On the way back we dissected the large striped bass aught earlier today. Captain Charlie started by slitting it down the backbone and creating two filets (one from each side). We could tell this bass was a female because there was a lot of roe in the fish. Also, in the stomach of this bass there was some shrimp (shrimp seems to be a common food for these bass). Overall this dissection was very informative. We also learned on the way back that Flounder, in this case Summer Flounder or Fluke (Paralichthys dentatus) start with their eyes together at the top of their head, but then the eyes migrate to either the left or right side of their head, creating virtually two different species of flounder – right eyed flounder and left eyed flounder. Oh, and I also got to drive the boat part of the way back... That was so fun!

Our final question is how are Lovells Island and the docks at the Barking Crab similar/different? It seems to me that they are very similar. There are similar organisms in both areas, making them seem very similar. But, there were more plants at the dock than on the island. This could be due to increased wave action on the beachfront than on the bottom of the dock. However, in my opinion, neither the docks at the Barking Crab  nor Lovells Island is necessarily more diverse or healthy. Both the environments are diverse and very healthy, they’re just different.
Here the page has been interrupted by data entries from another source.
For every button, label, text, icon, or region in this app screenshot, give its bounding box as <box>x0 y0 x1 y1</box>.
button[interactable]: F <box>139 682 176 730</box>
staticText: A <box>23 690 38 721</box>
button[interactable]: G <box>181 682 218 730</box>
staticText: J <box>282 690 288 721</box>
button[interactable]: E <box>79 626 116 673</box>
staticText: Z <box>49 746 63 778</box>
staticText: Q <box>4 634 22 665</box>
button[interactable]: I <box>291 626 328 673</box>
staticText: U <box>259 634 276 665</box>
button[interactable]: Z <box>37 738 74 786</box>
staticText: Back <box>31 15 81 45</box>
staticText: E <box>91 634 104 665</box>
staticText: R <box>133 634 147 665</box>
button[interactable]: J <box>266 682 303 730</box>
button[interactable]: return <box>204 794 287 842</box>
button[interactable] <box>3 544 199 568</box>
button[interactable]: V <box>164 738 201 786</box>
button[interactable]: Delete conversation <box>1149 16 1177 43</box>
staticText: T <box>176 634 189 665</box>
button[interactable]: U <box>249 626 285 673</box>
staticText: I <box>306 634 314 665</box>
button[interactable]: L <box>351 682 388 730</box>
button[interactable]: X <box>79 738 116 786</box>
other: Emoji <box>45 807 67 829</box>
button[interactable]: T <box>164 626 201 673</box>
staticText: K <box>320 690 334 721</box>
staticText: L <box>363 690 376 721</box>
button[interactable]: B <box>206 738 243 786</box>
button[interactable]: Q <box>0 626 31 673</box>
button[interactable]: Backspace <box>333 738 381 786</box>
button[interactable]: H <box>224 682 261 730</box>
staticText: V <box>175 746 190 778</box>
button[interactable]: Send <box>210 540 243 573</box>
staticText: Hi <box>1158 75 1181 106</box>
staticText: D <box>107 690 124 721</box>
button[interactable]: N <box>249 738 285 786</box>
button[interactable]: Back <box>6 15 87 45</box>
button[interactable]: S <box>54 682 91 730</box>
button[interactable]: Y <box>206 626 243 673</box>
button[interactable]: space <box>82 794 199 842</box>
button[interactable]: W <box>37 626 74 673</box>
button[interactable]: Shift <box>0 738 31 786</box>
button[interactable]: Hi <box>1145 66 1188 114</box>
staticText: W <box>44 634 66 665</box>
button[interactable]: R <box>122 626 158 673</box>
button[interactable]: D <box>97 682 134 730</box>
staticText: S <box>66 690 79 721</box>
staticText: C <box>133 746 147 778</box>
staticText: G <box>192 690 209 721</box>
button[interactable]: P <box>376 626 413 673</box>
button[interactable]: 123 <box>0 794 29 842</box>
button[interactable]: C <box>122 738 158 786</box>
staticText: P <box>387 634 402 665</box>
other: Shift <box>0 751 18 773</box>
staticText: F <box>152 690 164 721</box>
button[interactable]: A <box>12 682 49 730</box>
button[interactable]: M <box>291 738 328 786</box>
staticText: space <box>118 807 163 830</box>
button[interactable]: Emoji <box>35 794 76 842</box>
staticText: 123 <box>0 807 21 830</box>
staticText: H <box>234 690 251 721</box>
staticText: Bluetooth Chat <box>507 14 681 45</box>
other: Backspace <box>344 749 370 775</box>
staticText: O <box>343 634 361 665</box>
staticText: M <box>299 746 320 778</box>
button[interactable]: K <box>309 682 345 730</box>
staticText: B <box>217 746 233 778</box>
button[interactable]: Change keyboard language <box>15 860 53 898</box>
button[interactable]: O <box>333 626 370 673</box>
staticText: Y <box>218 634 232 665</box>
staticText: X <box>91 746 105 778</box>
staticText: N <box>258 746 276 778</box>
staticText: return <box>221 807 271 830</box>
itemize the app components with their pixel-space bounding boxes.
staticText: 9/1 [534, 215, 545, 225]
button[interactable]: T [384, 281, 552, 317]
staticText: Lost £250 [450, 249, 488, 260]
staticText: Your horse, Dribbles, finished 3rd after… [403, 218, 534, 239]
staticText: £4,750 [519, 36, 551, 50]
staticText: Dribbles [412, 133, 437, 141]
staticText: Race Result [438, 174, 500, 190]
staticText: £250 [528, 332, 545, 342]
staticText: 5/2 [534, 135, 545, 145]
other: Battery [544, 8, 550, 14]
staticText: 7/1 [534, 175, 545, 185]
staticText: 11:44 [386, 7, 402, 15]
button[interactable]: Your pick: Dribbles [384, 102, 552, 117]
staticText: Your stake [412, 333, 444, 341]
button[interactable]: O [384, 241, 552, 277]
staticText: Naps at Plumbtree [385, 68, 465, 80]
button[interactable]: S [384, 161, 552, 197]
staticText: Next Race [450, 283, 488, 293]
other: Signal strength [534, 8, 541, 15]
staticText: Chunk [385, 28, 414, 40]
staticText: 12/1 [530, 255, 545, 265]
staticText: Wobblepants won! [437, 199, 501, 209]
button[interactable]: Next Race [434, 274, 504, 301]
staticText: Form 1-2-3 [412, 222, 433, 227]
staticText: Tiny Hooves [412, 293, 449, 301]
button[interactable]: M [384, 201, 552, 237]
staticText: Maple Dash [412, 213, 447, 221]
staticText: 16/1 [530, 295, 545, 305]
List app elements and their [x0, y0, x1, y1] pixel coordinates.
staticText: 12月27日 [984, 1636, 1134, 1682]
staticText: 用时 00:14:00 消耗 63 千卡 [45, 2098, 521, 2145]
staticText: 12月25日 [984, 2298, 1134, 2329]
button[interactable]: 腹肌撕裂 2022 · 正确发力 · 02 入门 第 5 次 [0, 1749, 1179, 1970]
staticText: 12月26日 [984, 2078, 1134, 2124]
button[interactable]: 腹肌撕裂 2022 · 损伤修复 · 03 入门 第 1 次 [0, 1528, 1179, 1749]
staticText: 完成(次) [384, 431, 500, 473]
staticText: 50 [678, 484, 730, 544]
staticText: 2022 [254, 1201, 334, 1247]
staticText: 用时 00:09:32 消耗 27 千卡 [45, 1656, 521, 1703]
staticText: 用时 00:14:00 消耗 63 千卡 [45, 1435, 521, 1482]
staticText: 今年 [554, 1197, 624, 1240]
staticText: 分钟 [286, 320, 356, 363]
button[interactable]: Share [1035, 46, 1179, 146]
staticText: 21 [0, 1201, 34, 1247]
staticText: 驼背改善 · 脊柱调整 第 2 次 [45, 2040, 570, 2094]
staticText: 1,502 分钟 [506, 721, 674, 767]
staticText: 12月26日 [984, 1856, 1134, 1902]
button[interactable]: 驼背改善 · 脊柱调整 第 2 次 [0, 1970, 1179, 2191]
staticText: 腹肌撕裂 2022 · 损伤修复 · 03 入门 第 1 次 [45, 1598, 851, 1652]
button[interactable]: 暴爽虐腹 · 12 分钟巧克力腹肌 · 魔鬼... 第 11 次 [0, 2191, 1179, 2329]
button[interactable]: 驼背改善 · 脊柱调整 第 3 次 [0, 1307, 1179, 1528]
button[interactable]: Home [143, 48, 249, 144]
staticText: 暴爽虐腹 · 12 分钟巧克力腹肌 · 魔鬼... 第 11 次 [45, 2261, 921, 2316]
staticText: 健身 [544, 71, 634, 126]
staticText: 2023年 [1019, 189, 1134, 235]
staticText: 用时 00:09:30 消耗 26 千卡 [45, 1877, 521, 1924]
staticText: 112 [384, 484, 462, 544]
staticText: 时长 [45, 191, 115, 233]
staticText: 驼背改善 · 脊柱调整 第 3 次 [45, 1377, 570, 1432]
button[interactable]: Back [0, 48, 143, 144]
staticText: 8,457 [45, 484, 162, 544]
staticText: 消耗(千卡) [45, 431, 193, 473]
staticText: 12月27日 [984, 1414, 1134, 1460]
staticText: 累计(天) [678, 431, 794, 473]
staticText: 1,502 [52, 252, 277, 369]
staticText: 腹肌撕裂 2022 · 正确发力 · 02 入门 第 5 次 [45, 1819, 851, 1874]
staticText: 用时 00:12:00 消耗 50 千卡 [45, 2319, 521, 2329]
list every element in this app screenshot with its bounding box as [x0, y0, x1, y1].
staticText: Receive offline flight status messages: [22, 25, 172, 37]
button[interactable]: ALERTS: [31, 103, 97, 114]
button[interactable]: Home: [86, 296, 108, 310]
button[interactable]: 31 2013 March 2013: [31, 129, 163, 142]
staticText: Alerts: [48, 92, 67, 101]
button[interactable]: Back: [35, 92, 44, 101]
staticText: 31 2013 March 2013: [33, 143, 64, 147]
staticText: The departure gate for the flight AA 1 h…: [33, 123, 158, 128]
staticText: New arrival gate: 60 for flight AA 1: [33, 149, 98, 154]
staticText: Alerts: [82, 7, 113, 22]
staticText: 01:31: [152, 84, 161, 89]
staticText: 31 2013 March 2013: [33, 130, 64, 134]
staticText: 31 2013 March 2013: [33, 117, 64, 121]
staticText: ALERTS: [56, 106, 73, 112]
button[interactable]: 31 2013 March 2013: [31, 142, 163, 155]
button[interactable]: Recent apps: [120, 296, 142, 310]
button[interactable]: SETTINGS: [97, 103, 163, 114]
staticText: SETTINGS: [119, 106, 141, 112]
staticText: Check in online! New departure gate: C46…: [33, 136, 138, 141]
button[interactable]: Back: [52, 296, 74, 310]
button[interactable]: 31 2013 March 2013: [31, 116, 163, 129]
There will be different organisms that are on the docks because the docks are closer to a large population of people whereas Lovells Island gets more wave action. But that doesn’t make it any better or worse.

Overall today was a wonderful day and I can’t wait for the adventures that are to come! I have had so many remarkable experiences so far, I can't wait for them to continue. Swimming today and looking at all the fascinating creatures was definitely the major highlight of the day. I also loved not only being on the boat, but driving it. That was my other major highlight.